Canada risks missing annual refugee resettlement target after slow start

In the midst of a global pandemic, Canada resettled more than 9,000 refugees last year. While that was less than half of any national total since at least 2015, it still amounted to about 40% of the global number of resettled refugees last year.

Missing its target casts a shadow on the image Canada is burnishing of itself as a global leader in refugee resettlement. But it also leaves thousands of displaced people in desperate straits as their situation grows increasingly dire.

Worldwide refugee resettlement plummeted last year to its lowest point in almost two decades, as countries closed their borders in the face of a global public health emergency. The U.N. High Commissioner for Refugees (UNHCR) is striving to reverse that decline by securing commitments from countries to bring in displaced people.

Canada is seeking a lead role in this global effort and has been speaking with other countries about establishing specialized refugee streams. The country set its 2021 target at 36,000, its highest since 2016 and about four times its 2020 total.

A spokesman for Immigration, Refugees and Citizenship Minister Marco Mendicino said the total resettlements through early March topped 1,000.

“I am concerned about the ongoing challenges in our system, particularly with regards to the capacity of our international partners to move people across borders,” Mendicino said in an interview.

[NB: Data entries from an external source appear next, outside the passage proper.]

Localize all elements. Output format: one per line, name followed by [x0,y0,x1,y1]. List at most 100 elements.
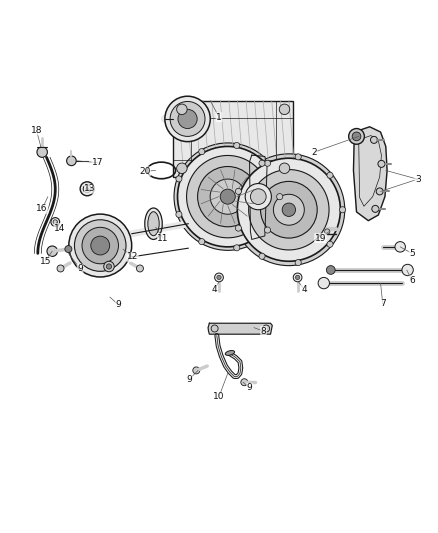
Polygon shape [250,155,267,239]
Circle shape [325,229,330,234]
Text: 17: 17 [92,158,103,167]
Circle shape [69,214,132,277]
Text: 16: 16 [36,204,48,213]
Circle shape [318,277,329,289]
Circle shape [199,149,205,155]
Circle shape [259,160,265,166]
Circle shape [259,253,265,260]
Ellipse shape [148,212,159,236]
Ellipse shape [225,351,235,356]
Text: 12: 12 [127,253,138,261]
Circle shape [371,136,378,143]
Circle shape [279,163,290,174]
Text: 8: 8 [261,327,266,336]
Circle shape [177,104,187,115]
Circle shape [295,154,301,160]
Circle shape [265,227,271,233]
Circle shape [277,193,283,200]
Circle shape [91,236,110,255]
Circle shape [47,246,57,256]
Circle shape [234,245,240,251]
Text: 11: 11 [157,233,169,243]
Text: 7: 7 [380,299,385,308]
Text: 14: 14 [54,223,65,232]
Circle shape [86,188,88,190]
Text: 9: 9 [247,383,252,392]
Text: 18: 18 [31,126,42,135]
Circle shape [217,275,221,280]
Polygon shape [353,127,387,221]
Text: 15: 15 [39,257,51,266]
Circle shape [211,325,218,332]
Circle shape [57,265,64,272]
Circle shape [251,189,266,205]
Circle shape [53,220,57,224]
Circle shape [265,160,271,166]
Circle shape [67,156,76,166]
Circle shape [83,185,91,193]
Circle shape [106,264,112,269]
Circle shape [376,188,383,195]
Circle shape [235,225,241,231]
Text: 9: 9 [187,375,192,384]
Text: 9: 9 [116,301,121,310]
Circle shape [349,128,364,144]
Text: 2: 2 [311,148,317,157]
Circle shape [51,217,60,227]
Circle shape [210,179,245,214]
Circle shape [176,212,182,217]
Text: 10: 10 [213,392,225,401]
Circle shape [215,273,223,282]
Circle shape [74,220,126,271]
Circle shape [37,147,47,157]
Circle shape [339,207,346,213]
Circle shape [378,160,385,167]
Circle shape [174,143,282,251]
Circle shape [245,183,272,210]
Circle shape [176,176,182,182]
Text: 19: 19 [314,233,326,243]
Text: 9: 9 [77,264,83,273]
Circle shape [177,163,187,174]
Bar [173,101,293,177]
Circle shape [249,169,329,250]
Ellipse shape [145,208,162,239]
Circle shape [220,189,235,204]
Circle shape [295,275,300,280]
Circle shape [165,96,210,142]
Circle shape [80,182,94,196]
Text: 13: 13 [85,184,96,193]
Circle shape [293,273,302,282]
Circle shape [282,203,296,216]
Circle shape [137,265,143,272]
Circle shape [198,166,258,227]
Circle shape [295,260,301,265]
Circle shape [327,172,333,178]
Text: 5: 5 [409,249,415,258]
Circle shape [402,264,413,276]
Circle shape [326,265,335,274]
Text: 1: 1 [216,112,222,122]
Circle shape [279,104,290,115]
Circle shape [237,158,340,261]
Text: 6: 6 [409,276,415,285]
Polygon shape [208,323,272,334]
Circle shape [82,227,118,264]
Circle shape [65,246,72,253]
Text: 4: 4 [301,285,307,294]
Circle shape [178,109,197,128]
Circle shape [273,195,304,225]
Circle shape [235,188,241,195]
Circle shape [372,205,379,212]
Circle shape [199,239,205,245]
Circle shape [233,154,345,265]
Circle shape [327,241,333,247]
Circle shape [170,101,205,136]
Circle shape [261,181,317,238]
Circle shape [193,367,200,374]
Circle shape [352,132,361,141]
Circle shape [395,241,406,252]
Text: 20: 20 [139,167,151,176]
Circle shape [241,379,248,386]
Circle shape [263,325,270,332]
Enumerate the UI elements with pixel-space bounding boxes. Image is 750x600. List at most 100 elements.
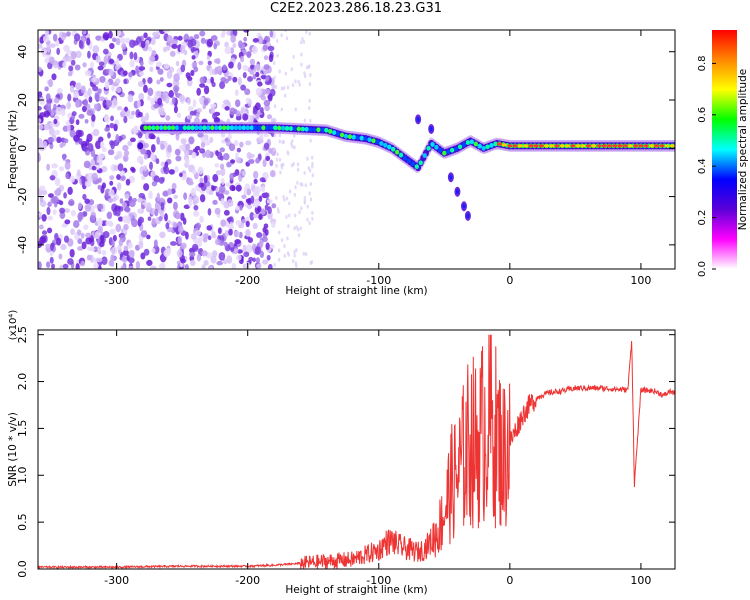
noise-blob [84, 203, 92, 212]
noise-blob [230, 34, 236, 43]
noise-blob [184, 158, 190, 166]
noise-blob [115, 37, 121, 46]
noise-blob [85, 237, 92, 245]
noise-blob [125, 178, 131, 186]
noise-blob [267, 263, 273, 269]
track-max [512, 144, 518, 148]
noise-blob [107, 132, 111, 139]
noise-blob [44, 30, 49, 37]
track-peak [343, 133, 349, 139]
noise-blob [310, 155, 314, 160]
noise-blob [255, 157, 260, 164]
noise-blob [122, 50, 127, 56]
noise-blob [71, 111, 77, 117]
noise-blob [219, 147, 225, 153]
noise-blob [262, 44, 268, 51]
noise-blob [288, 201, 291, 206]
track-peak [351, 134, 357, 140]
track-max [575, 144, 581, 148]
noise-blob [108, 189, 115, 197]
noise-blob [288, 189, 292, 194]
x-tick-label: -100 [366, 274, 391, 287]
noise-blob [226, 199, 234, 207]
noise-blob [273, 133, 277, 138]
noise-blob [249, 64, 255, 70]
noise-blob [273, 75, 276, 80]
noise-blob [306, 204, 309, 209]
track-peak [229, 125, 235, 131]
noise-blob [102, 32, 110, 41]
noise-blob [113, 164, 120, 171]
noise-blob [277, 257, 281, 262]
noise-blob [308, 31, 311, 36]
noise-blob [275, 195, 278, 200]
noise-blob [280, 33, 283, 38]
noise-blob [137, 197, 144, 203]
noise-blob [247, 76, 253, 82]
noise-blob [180, 138, 187, 145]
noise-blob [307, 166, 311, 171]
noise-blob [119, 37, 126, 44]
noise-blob [115, 208, 121, 217]
noise-blob [38, 153, 41, 162]
noise-blob [69, 248, 75, 258]
noise-blob [296, 167, 300, 172]
noise-blob [199, 30, 206, 37]
noise-blob [101, 146, 107, 153]
track-peak [390, 146, 396, 152]
noise-blob [56, 47, 61, 56]
noise-blob [167, 144, 172, 153]
noise-blob [225, 182, 231, 187]
noise-blob [190, 46, 198, 52]
noise-blob [173, 201, 178, 211]
track-peak [245, 125, 250, 131]
noise-blob [122, 144, 129, 152]
noise-blob [271, 203, 277, 209]
track-peak [493, 141, 498, 147]
noise-blob [124, 106, 128, 112]
noise-blob [276, 152, 279, 157]
noise-blob [128, 265, 134, 269]
noise-blob [179, 172, 183, 178]
noise-blob [135, 260, 141, 269]
noise-blob [115, 78, 121, 85]
track-peak [457, 144, 463, 150]
noise-blob [276, 53, 279, 58]
noise-blob [105, 99, 113, 108]
noise-blob [303, 74, 307, 79]
noise-blob [95, 155, 103, 164]
noise-blob [153, 175, 160, 183]
noise-blob [44, 86, 49, 92]
noise-blob [171, 182, 177, 190]
track-peak [147, 125, 152, 131]
track-peak [418, 160, 423, 166]
noise-blob [235, 115, 242, 121]
track-peak [284, 125, 290, 131]
noise-blob [198, 60, 204, 66]
noise-blob [223, 153, 230, 161]
x-tick-label: -300 [104, 574, 129, 587]
noise-blob [86, 133, 93, 143]
noise-blob [115, 58, 120, 66]
noise-blob [217, 227, 222, 234]
branch-core [449, 174, 453, 180]
noise-blob [138, 216, 145, 224]
noise-blob [87, 87, 92, 97]
noise-blob [227, 133, 232, 140]
noise-blob [275, 157, 279, 162]
noise-blob [295, 225, 298, 230]
noise-blob [149, 161, 153, 171]
noise-blob [38, 261, 42, 269]
noise-blob [121, 201, 127, 209]
noise-blob [98, 96, 106, 102]
track-peak [367, 137, 372, 143]
noise-blob [132, 126, 139, 134]
track-max [549, 144, 555, 148]
noise-blob [263, 99, 271, 107]
noise-blob [178, 94, 186, 102]
noise-blob [259, 177, 266, 183]
y-tick-label: 2.5 [16, 326, 29, 344]
noise-blob [175, 132, 180, 141]
noise-blob [70, 228, 75, 236]
noise-blob [66, 101, 72, 110]
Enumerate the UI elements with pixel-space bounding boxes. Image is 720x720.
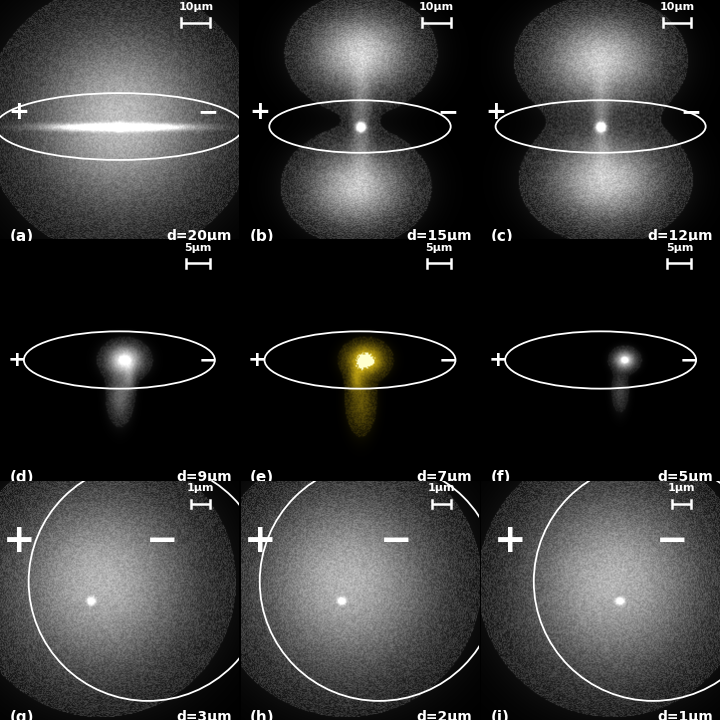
Text: (h): (h) <box>250 711 275 720</box>
Text: +: + <box>3 522 35 560</box>
Text: d=12μm: d=12μm <box>647 229 713 243</box>
Text: (a): (a) <box>9 229 34 244</box>
Text: 1μm: 1μm <box>428 483 455 493</box>
Text: d=2μm: d=2μm <box>416 711 472 720</box>
Text: (g): (g) <box>9 711 34 720</box>
Text: d=9μm: d=9μm <box>176 470 232 484</box>
Text: +: + <box>249 100 270 125</box>
Text: d=15μm: d=15μm <box>407 229 472 243</box>
Text: +: + <box>489 350 508 370</box>
Text: +: + <box>248 350 266 370</box>
Text: +: + <box>7 350 26 370</box>
Text: (c): (c) <box>491 229 513 244</box>
Text: 10μm: 10μm <box>419 2 454 12</box>
Text: +: + <box>243 522 276 560</box>
Text: 1μm: 1μm <box>668 483 696 493</box>
Text: −: − <box>680 350 698 370</box>
Text: +: + <box>9 100 30 125</box>
Text: d=3μm: d=3μm <box>176 711 232 720</box>
Text: d=7μm: d=7μm <box>417 470 472 484</box>
Text: 10μm: 10μm <box>660 2 695 12</box>
Text: −: − <box>379 522 412 560</box>
Text: −: − <box>438 100 459 125</box>
Text: 5μm: 5μm <box>425 243 452 253</box>
Text: −: − <box>656 522 688 560</box>
Text: d=20μm: d=20μm <box>166 229 232 243</box>
Text: −: − <box>681 100 702 125</box>
Text: (f): (f) <box>491 470 511 485</box>
Text: 10μm: 10μm <box>178 2 213 12</box>
Text: (b): (b) <box>250 229 275 244</box>
Text: 1μm: 1μm <box>186 483 215 493</box>
Text: −: − <box>199 350 217 370</box>
Text: 5μm: 5μm <box>184 243 212 253</box>
Text: (i): (i) <box>491 711 510 720</box>
Text: d=1μm: d=1μm <box>657 711 713 720</box>
Text: −: − <box>197 100 218 125</box>
Text: −: − <box>439 350 458 370</box>
Text: −: − <box>146 522 179 560</box>
Text: (e): (e) <box>250 470 274 485</box>
Text: +: + <box>494 522 526 560</box>
Text: 5μm: 5μm <box>666 243 693 253</box>
Text: d=5μm: d=5μm <box>657 470 713 484</box>
Text: +: + <box>485 100 506 125</box>
Text: (d): (d) <box>9 470 34 485</box>
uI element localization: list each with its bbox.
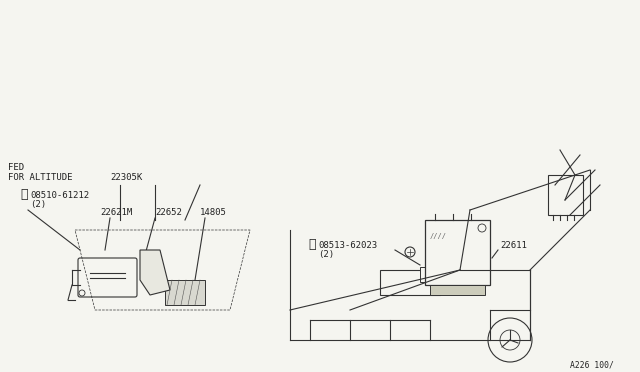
Circle shape [149, 254, 155, 260]
Text: 08513-62023: 08513-62023 [318, 241, 377, 250]
Circle shape [500, 330, 520, 350]
FancyBboxPatch shape [420, 267, 445, 282]
Text: A226 100/: A226 100/ [570, 361, 614, 370]
Text: 22305K: 22305K [110, 173, 142, 182]
Text: 08510-61212: 08510-61212 [30, 191, 89, 200]
Polygon shape [140, 250, 170, 295]
Circle shape [488, 318, 532, 362]
FancyBboxPatch shape [380, 270, 440, 295]
Text: 22621M: 22621M [100, 208, 132, 217]
Text: (2): (2) [318, 250, 334, 259]
Text: ////: //// [430, 233, 447, 239]
Text: Ⓢ: Ⓢ [20, 188, 28, 201]
Text: 22652: 22652 [155, 208, 182, 217]
FancyBboxPatch shape [430, 285, 485, 295]
FancyBboxPatch shape [425, 220, 490, 285]
Text: 22611: 22611 [500, 241, 527, 250]
Text: (2): (2) [30, 200, 46, 209]
FancyBboxPatch shape [548, 175, 583, 215]
Text: FED: FED [8, 163, 24, 172]
Text: Ⓢ: Ⓢ [308, 238, 316, 251]
Circle shape [152, 275, 158, 281]
Text: FOR ALTITUDE: FOR ALTITUDE [8, 173, 72, 182]
FancyBboxPatch shape [165, 280, 205, 305]
Text: 14805: 14805 [200, 208, 227, 217]
Circle shape [405, 247, 415, 257]
FancyBboxPatch shape [78, 258, 137, 297]
Circle shape [79, 290, 85, 296]
Circle shape [478, 224, 486, 232]
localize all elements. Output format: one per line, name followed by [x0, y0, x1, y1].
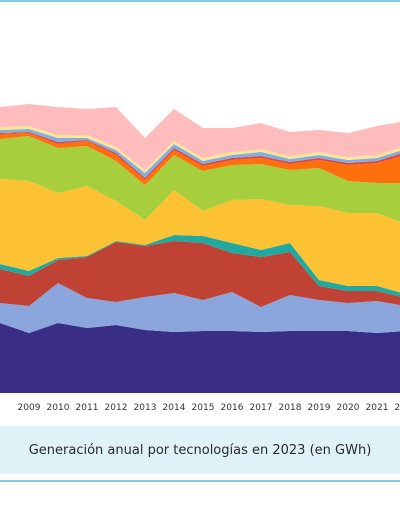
- x-tick-label: 2021: [366, 403, 389, 413]
- x-tick-label: 2019: [308, 403, 331, 413]
- frame-top-line: [0, 0, 400, 2]
- area-series-10: [0, 126, 400, 173]
- chart-caption: Generación anual por tecnologías en 2023…: [28, 442, 372, 458]
- x-tick-label: 2016: [221, 403, 244, 413]
- area-series-8: [0, 132, 400, 180]
- x-tick-label: 2017: [250, 403, 273, 413]
- x-tick-label: 2015: [192, 403, 215, 413]
- area-series-6: [0, 136, 400, 222]
- x-tick-label: 2014: [163, 403, 186, 413]
- x-tick-label: 2018: [279, 403, 302, 413]
- area-series-11: [0, 104, 400, 170]
- area-series-5: [0, 179, 400, 293]
- x-tick-label: 2009: [18, 403, 41, 413]
- x-axis-ticks: 2009 2010 2011 2012 2013 2014 2015 2016 2017 2018…: [18, 403, 400, 413]
- x-tick-label: 2013: [134, 403, 157, 413]
- area-series-1: [0, 323, 400, 393]
- x-tick-label: 2011: [76, 403, 99, 413]
- x-tick-label: 2022: [395, 403, 400, 413]
- area-series-2: [0, 283, 400, 333]
- x-tick-label: 2020: [337, 403, 360, 413]
- area-series-9: [0, 129, 400, 178]
- area-series-4: [0, 235, 400, 297]
- caption-bar: Generación anual por tecnologías en 2023…: [0, 426, 400, 474]
- x-tick-label: 2010: [47, 403, 70, 413]
- area-series-3: [0, 241, 400, 307]
- x-tick-label: 2012: [105, 403, 128, 413]
- area-layers: [0, 104, 400, 393]
- frame-bottom-line: [0, 480, 400, 482]
- stacked-area-chart: 2009 2010 2011 2012 2013 2014 2015 2016 2017 2018…: [0, 104, 400, 413]
- area-series-7: [0, 133, 400, 185]
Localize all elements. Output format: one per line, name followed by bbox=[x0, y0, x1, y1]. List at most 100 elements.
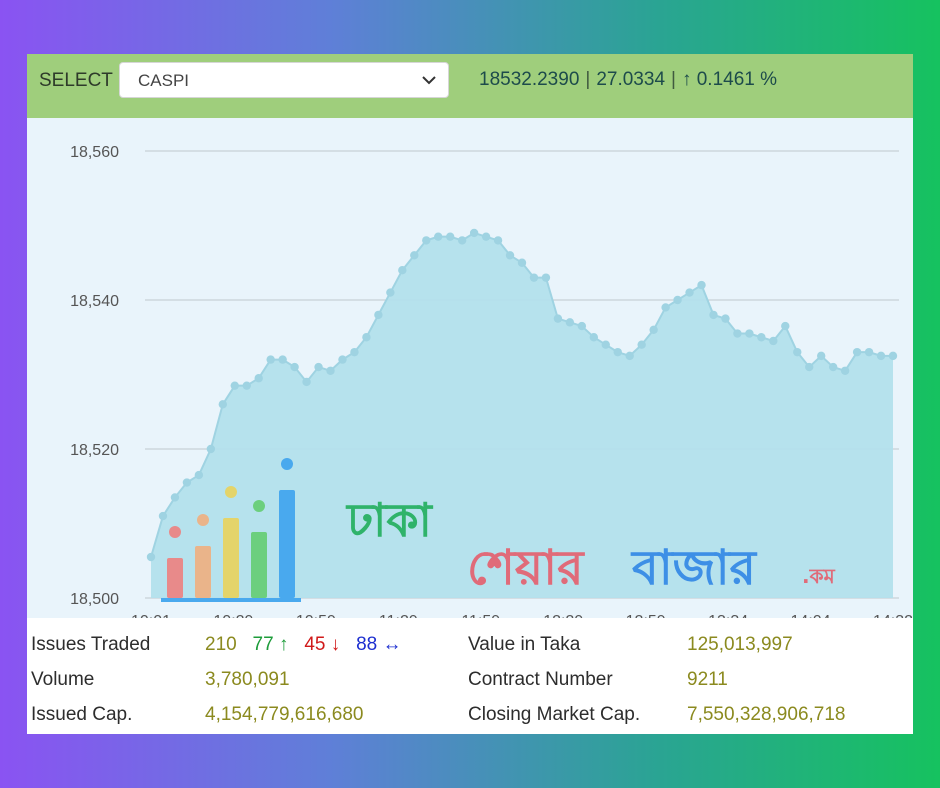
data-point bbox=[816, 351, 826, 361]
value-in-taka-value: 125,013,997 bbox=[687, 634, 793, 655]
data-point bbox=[637, 340, 646, 349]
watermark-text-suffix: .কম bbox=[802, 564, 835, 588]
data-point bbox=[182, 478, 192, 487]
data-point bbox=[613, 347, 622, 357]
data-point bbox=[254, 374, 263, 383]
watermark-text-dhaka: ঢাকা bbox=[347, 493, 432, 547]
data-point bbox=[577, 321, 587, 331]
closing-market-cap-label: Closing Market Cap. bbox=[468, 704, 641, 725]
data-point bbox=[876, 351, 886, 361]
issues-traded-total: 210 bbox=[205, 634, 237, 655]
data-point bbox=[852, 347, 862, 357]
select-label: SELECT bbox=[39, 70, 113, 91]
data-point bbox=[601, 340, 610, 349]
data-point bbox=[649, 325, 658, 334]
data-point bbox=[757, 333, 766, 342]
issues-advanced: 77 bbox=[252, 634, 274, 655]
x-tick-label: 11:59 bbox=[461, 613, 500, 618]
data-point bbox=[434, 232, 443, 241]
issues-unchanged: 88 bbox=[356, 634, 378, 655]
data-point bbox=[864, 347, 874, 357]
data-point bbox=[828, 362, 838, 372]
data-point bbox=[410, 251, 419, 260]
data-point bbox=[721, 314, 730, 323]
data-point bbox=[840, 366, 850, 375]
data-point bbox=[589, 333, 599, 342]
issued-cap-label: Issued Cap. bbox=[31, 704, 133, 725]
data-point bbox=[469, 228, 479, 238]
watermark-text-share: শেয়ার bbox=[467, 540, 584, 596]
market-summary-card: SELECT CASPI 18532.2390 | 27.0334 | ↑ 0.1461… bbox=[27, 54, 913, 734]
data-point bbox=[398, 266, 407, 275]
data-point bbox=[625, 351, 634, 361]
x-tick-label: 10:29 bbox=[213, 613, 253, 618]
data-point bbox=[290, 362, 299, 372]
data-point bbox=[218, 400, 228, 409]
data-point bbox=[661, 303, 670, 312]
data-point bbox=[362, 333, 371, 342]
index-value: 18532.2390 bbox=[479, 69, 580, 90]
data-point bbox=[386, 288, 395, 297]
contract-number-label: Contract Number bbox=[468, 669, 613, 690]
chart-area: 18,500 18,520 18,540 18,560 10:01 10:29 10:59 1… bbox=[27, 118, 913, 618]
divider: | bbox=[585, 69, 591, 90]
watermark-logo: ঢাকা শেয়ার বাজার .কম bbox=[157, 458, 877, 608]
closing-market-cap-value: 7,550,328,906,718 bbox=[687, 704, 846, 725]
data-point bbox=[230, 381, 239, 390]
data-point bbox=[565, 318, 575, 327]
data-point bbox=[146, 552, 156, 562]
data-point bbox=[481, 232, 491, 241]
data-point bbox=[350, 347, 359, 357]
data-point bbox=[541, 273, 551, 282]
index-toolbar: SELECT CASPI 18532.2390 | 27.0334 | ↑ 0.1461… bbox=[27, 54, 913, 118]
arrow-down-icon: ↓ bbox=[325, 634, 341, 655]
data-point bbox=[374, 310, 383, 320]
index-area-chart: 18,500 18,520 18,540 18,560 10:01 10:29 10:59 1… bbox=[70, 144, 913, 618]
data-point bbox=[888, 351, 898, 361]
data-point bbox=[445, 232, 455, 241]
data-point bbox=[745, 329, 754, 338]
issues-traded-label: Issues Traded bbox=[31, 634, 151, 655]
y-tick-label: 18,560 bbox=[70, 144, 119, 161]
volume-value: 3,780,091 bbox=[205, 669, 290, 690]
data-point bbox=[805, 362, 814, 372]
data-point bbox=[194, 470, 204, 480]
data-point bbox=[338, 355, 347, 364]
data-point bbox=[793, 347, 802, 357]
y-tick-label: 18,500 bbox=[70, 591, 119, 608]
data-point bbox=[517, 258, 527, 267]
data-point bbox=[278, 355, 287, 364]
data-point bbox=[505, 251, 515, 260]
x-tick-label: 12:59 bbox=[626, 613, 666, 618]
data-point bbox=[733, 329, 742, 338]
watermark-text-bazar: বাজার bbox=[632, 540, 756, 596]
index-change-percent: ↑ 0.1461 % bbox=[681, 69, 778, 90]
area-fill bbox=[151, 232, 893, 598]
x-tick-label: 10:59 bbox=[296, 613, 336, 618]
volume-label: Volume bbox=[31, 669, 95, 690]
value-in-taka-label: Value in Taka bbox=[468, 634, 581, 655]
data-point bbox=[781, 321, 790, 331]
data-point bbox=[422, 236, 431, 245]
x-tick-label: 14:04 bbox=[791, 613, 831, 618]
data-point bbox=[685, 288, 694, 297]
data-point bbox=[266, 355, 275, 364]
data-point bbox=[553, 314, 563, 323]
x-tick-label: 11:29 bbox=[379, 613, 418, 618]
index-select[interactable]: CASPI bbox=[119, 62, 449, 98]
data-point bbox=[302, 377, 311, 387]
x-tick-label: 13:34 bbox=[708, 613, 748, 618]
data-point bbox=[314, 362, 323, 372]
data-point bbox=[697, 280, 706, 290]
chevron-down-icon bbox=[422, 76, 436, 85]
y-tick-label: 18,520 bbox=[70, 442, 119, 459]
data-point bbox=[457, 236, 467, 245]
x-tick-label: 12:29 bbox=[543, 613, 583, 618]
data-point bbox=[158, 511, 168, 521]
x-tick-label: 10:01 bbox=[131, 613, 171, 618]
x-tick-label: 14:32 bbox=[873, 613, 913, 618]
issued-cap-value: 4,154,779,616,680 bbox=[205, 704, 364, 725]
bar-chart-icon bbox=[161, 458, 301, 602]
data-point bbox=[673, 295, 682, 305]
data-point bbox=[493, 236, 503, 245]
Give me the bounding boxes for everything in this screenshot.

He said the government remains “very much resolved” to meet its goal. But “we completely acknowledge we are still in the throes of this pandemic, and that may have an impact.

“It’s too early to say whether or not we will be able to achieve that goal.”

Between January, 2015 and February, 2021, Canada’s resettled refugees came predominantly from Africa and the Middle East, with 76,300 of the 160,490 from Syria.

Meanwhile the situation for displaced persons is worsening, said UNHCR senior resettlement officer Michael Casasola.

Access to food is a challenge. People’s mental health is deteriorating. And many are struggling to support themselves financially, especially those who once relied on remittances that have now dried up.

And “there have been all sorts of challenges in the field” thanks to COVID, Casasola said – challenges as basic as getting a refugee from a camp to an airport.